Dick Murray12 April 2012

Last October a series of strikes on the Tube was called off when, with hours to go, union leaders thought they had reached a deal on pay rates for passenger train drivers.

They had been involved for months in a pay row between the drivers of passenger trains - who earn £29,000 - and the drivers of engineering trains - who are on £33,000 - and this dispute continues today.

The union was claiming an increase of £1,600 to close the gap, according to London Underground. This amounted to an extra 5.7 per cent. Taken together with the four per cent increase awarded to all 16,000 LU employees the total rise for passenger train drivers came to 9.7 per cent.

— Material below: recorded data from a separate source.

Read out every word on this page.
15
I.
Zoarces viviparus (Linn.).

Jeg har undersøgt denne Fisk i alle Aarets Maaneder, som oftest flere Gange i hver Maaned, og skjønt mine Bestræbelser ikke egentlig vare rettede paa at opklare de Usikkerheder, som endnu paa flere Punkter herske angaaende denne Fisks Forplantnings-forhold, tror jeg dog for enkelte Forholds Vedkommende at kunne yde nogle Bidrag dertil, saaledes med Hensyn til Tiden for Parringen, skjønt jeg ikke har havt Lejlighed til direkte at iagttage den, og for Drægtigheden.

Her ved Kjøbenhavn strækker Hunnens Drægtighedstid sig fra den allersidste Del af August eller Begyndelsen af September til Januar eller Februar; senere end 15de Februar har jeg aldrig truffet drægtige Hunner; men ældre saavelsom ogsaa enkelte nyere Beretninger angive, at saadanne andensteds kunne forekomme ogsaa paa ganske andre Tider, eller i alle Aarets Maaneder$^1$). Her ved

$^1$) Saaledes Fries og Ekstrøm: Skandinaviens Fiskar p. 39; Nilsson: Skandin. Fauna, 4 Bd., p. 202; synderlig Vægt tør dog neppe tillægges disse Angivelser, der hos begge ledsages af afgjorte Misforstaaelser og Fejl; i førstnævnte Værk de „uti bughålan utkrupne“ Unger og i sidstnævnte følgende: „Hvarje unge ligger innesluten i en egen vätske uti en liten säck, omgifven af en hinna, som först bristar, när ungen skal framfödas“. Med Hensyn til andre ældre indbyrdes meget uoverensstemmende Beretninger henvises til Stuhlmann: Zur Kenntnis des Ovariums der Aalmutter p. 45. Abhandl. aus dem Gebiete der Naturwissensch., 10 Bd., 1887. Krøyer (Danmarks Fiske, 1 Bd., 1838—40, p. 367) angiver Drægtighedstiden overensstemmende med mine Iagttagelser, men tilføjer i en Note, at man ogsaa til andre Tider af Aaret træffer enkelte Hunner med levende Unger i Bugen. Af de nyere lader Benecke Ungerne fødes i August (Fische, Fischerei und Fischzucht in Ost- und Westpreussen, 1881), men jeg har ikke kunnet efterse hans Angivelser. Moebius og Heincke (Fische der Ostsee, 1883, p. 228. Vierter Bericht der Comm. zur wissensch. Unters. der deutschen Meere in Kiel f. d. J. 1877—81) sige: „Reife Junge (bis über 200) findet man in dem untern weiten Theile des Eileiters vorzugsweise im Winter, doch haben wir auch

Bob Crow, RMT assistant general secretary, said at the time: "We have always accepted in full the recommendation of independent mediator Frank Burchill on pay and conditions and we are pleased that LU has now seen sense and agreed to do the same. Professor Burchill recommended a timetable to deal with the pay differential between engineering train drivers and passenger train drivers and LU has agreed to that - with parity likely to be phased in from April, with full parity by October 2002."

Within hours LU denied it had agreed any such thing. As the Evening Standard revealed the next day, Tube commuters still faced the risk of yet more strikes.

At the time an LU spokeswoman said: "Bob Crow has got it wrong. We have not agreed with RMT, or anybody else, a 9.7 per cent pay increase for train drivers.

"We have done what we said we were going to do. That is to give a four per cent increase to all employees and then to review whether or not there are any anomalies in pay for drivers. That is what was recommended by the mediator."

The spokeswoman emphasised that there was "no commitment by this management to pay a penny more than four per cent to anyone".